You can select to have activation happen automatically when the Windows Server 2008 installation is complete. Make sure that the Automatically Activate Windows When I'm Online check box is selected on the Product Key page.
Any server on which you will install Windows Server 2008 should have at least the minimum hardware requirement for running the network operating system. Server hardware should also be on the Windows Server 2008 Hardware Compatibility List to avoid the possibility of hardware and network operating system incompatibility.
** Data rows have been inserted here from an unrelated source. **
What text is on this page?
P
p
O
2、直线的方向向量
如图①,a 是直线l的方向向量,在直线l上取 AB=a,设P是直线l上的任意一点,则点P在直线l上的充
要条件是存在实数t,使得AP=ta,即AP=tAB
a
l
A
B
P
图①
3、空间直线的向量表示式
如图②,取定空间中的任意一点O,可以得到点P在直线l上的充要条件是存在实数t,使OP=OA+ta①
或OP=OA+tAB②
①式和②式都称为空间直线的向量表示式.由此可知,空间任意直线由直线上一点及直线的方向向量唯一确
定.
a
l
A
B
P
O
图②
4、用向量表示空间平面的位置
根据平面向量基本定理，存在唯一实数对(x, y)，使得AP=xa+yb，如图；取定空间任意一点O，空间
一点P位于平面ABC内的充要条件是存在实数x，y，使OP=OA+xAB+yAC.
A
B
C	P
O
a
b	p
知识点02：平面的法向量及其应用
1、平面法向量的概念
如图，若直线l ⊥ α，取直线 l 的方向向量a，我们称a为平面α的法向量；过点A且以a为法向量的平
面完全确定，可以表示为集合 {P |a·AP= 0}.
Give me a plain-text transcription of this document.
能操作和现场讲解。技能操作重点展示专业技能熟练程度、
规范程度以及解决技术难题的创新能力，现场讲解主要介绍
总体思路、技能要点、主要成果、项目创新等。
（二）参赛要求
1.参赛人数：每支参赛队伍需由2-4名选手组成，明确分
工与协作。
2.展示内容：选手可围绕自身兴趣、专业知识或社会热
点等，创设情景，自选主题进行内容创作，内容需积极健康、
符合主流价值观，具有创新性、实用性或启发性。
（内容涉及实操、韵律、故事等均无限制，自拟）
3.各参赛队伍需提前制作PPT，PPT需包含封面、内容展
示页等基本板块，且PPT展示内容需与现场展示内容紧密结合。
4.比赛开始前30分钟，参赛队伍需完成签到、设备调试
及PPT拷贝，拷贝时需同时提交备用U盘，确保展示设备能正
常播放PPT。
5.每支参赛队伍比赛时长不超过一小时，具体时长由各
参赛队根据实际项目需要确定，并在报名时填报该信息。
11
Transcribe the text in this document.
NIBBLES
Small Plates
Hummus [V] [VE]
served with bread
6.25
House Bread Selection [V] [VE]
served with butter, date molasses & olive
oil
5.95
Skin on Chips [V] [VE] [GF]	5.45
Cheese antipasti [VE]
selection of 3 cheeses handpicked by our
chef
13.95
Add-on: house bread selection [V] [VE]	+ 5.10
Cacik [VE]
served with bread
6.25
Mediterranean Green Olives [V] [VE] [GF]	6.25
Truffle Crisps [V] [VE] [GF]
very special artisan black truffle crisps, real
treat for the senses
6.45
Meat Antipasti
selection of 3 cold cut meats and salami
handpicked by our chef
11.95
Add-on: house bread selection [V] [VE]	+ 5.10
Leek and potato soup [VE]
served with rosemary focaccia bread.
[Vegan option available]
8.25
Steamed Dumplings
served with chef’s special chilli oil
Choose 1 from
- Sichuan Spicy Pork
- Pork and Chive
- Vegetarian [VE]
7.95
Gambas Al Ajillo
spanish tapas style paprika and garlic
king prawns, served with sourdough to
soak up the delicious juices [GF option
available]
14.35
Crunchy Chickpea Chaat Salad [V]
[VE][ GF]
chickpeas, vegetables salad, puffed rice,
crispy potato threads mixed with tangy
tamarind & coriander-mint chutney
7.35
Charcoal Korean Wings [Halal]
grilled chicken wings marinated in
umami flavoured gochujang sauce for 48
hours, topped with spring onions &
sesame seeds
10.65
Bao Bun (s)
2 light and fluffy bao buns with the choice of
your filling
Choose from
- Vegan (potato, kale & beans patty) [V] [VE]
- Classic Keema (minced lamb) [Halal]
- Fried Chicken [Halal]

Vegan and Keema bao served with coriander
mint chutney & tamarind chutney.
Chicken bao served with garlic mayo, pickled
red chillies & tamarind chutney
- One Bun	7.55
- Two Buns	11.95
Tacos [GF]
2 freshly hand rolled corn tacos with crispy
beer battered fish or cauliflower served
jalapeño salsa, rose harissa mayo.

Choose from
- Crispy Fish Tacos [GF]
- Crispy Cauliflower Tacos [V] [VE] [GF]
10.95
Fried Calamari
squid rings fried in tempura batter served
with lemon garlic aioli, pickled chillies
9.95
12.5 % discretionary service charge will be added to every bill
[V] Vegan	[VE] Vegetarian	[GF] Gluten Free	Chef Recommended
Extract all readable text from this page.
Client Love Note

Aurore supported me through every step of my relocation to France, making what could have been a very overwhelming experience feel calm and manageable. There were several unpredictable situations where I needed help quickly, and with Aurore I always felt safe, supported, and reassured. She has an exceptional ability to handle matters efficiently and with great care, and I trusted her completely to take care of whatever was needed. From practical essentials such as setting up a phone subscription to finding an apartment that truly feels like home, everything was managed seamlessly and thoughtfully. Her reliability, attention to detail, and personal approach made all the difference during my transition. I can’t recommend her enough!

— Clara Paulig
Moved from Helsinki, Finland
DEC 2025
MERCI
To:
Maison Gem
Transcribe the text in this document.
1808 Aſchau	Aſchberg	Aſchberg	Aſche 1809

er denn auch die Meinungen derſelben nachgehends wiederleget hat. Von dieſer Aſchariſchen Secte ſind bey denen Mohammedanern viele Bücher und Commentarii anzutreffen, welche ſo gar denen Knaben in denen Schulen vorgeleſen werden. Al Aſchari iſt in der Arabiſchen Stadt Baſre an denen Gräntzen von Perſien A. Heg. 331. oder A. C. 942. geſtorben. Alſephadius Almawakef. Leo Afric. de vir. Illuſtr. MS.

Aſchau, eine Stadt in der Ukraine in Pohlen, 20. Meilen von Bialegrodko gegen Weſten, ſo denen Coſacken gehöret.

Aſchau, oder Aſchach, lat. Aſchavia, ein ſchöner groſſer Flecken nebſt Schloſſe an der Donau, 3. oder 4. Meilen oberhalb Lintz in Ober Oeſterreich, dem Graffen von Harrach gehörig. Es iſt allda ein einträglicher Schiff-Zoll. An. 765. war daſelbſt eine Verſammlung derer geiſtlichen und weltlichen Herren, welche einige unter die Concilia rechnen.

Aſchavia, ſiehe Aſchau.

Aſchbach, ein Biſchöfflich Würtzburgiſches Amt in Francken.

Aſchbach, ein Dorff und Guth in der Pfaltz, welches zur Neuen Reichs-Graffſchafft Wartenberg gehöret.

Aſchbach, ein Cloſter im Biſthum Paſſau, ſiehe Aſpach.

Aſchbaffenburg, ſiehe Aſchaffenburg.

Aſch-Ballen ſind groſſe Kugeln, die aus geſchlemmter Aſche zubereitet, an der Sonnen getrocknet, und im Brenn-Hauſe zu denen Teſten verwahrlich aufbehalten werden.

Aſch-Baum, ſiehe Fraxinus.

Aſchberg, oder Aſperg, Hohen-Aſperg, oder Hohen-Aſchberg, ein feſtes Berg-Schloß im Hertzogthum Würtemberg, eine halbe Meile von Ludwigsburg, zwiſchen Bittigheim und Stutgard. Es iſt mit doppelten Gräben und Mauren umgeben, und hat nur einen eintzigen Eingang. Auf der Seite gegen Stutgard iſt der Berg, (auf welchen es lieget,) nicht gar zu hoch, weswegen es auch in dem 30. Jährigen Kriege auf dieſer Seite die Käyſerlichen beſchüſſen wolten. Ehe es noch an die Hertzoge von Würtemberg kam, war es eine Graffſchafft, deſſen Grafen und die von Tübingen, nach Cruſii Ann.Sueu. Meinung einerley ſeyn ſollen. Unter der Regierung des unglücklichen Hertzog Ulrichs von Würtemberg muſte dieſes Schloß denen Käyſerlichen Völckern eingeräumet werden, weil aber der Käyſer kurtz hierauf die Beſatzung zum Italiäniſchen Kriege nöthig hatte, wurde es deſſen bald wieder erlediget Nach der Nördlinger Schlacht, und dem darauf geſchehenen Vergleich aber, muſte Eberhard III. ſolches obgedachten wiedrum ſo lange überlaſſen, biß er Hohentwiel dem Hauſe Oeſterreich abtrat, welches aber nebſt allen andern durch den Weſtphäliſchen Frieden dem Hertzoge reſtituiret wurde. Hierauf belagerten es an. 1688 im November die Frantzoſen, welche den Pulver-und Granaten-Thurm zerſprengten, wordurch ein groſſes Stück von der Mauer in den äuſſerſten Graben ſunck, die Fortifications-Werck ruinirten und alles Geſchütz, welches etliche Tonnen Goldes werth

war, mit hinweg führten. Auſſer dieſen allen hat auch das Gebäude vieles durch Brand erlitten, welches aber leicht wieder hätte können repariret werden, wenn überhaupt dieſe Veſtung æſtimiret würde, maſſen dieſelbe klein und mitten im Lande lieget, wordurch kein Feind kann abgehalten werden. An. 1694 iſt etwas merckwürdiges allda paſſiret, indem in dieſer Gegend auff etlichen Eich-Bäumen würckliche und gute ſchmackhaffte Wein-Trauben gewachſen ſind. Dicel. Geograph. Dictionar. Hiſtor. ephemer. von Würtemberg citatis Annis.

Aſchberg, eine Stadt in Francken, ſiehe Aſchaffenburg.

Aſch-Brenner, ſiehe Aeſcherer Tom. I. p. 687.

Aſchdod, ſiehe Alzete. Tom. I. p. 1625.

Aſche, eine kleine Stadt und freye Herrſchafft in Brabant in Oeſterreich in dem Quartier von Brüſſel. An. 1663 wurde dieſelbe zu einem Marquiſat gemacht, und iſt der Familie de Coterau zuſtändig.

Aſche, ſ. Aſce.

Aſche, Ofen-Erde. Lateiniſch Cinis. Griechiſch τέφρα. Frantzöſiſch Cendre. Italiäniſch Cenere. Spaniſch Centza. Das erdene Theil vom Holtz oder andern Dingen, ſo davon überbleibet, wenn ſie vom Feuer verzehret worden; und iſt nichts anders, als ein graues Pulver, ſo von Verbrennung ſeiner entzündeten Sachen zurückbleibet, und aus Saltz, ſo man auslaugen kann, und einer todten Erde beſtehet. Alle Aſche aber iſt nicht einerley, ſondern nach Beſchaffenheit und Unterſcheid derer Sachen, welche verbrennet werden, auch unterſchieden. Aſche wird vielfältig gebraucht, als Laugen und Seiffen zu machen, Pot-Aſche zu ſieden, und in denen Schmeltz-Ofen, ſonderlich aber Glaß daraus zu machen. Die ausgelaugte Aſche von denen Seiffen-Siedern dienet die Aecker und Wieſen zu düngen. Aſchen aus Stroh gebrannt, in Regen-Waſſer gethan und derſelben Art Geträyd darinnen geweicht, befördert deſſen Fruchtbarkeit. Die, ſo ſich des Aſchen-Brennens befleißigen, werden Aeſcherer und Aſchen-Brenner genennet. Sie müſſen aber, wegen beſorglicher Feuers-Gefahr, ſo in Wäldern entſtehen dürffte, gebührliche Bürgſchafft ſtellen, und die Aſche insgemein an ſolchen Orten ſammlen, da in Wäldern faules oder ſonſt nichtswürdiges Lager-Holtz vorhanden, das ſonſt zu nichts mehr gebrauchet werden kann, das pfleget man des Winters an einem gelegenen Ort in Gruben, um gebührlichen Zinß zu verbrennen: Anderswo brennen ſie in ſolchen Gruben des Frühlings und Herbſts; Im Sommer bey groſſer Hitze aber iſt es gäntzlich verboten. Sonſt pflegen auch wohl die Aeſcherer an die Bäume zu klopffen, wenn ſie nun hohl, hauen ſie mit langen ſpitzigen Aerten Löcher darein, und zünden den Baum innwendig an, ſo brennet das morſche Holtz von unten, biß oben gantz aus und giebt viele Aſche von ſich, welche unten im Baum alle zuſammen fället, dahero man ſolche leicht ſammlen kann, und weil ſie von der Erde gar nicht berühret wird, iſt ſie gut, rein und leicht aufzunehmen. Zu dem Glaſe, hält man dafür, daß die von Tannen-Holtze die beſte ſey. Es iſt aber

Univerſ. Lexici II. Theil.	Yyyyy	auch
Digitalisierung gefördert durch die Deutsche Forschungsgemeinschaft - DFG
The entry-level version of Windows Server 2008 is the Standard Edition. The Enterprise Edition provides a platform for large enterprisewide networks. The Datacenter Edition provides support for unlimited Hyper-V virtualization and advanced clustering services. The Web Edition is a scaled-down version of Windows Server 2008 intended for use as a dedicated web server. The Standard, Enterprise, and Datacenter Editions can be purchased with or without the Hyper-V virtualization technology.
Windows Server 2008 now provides a desktop environment similar to Microsoft Windows Vista and includes tools also found in Vista, such as the new backup snap-in and the BitLocker drive encryption feature. Windows Server 2008 also provides the new IIS7 web server and the Windows Deployment Service.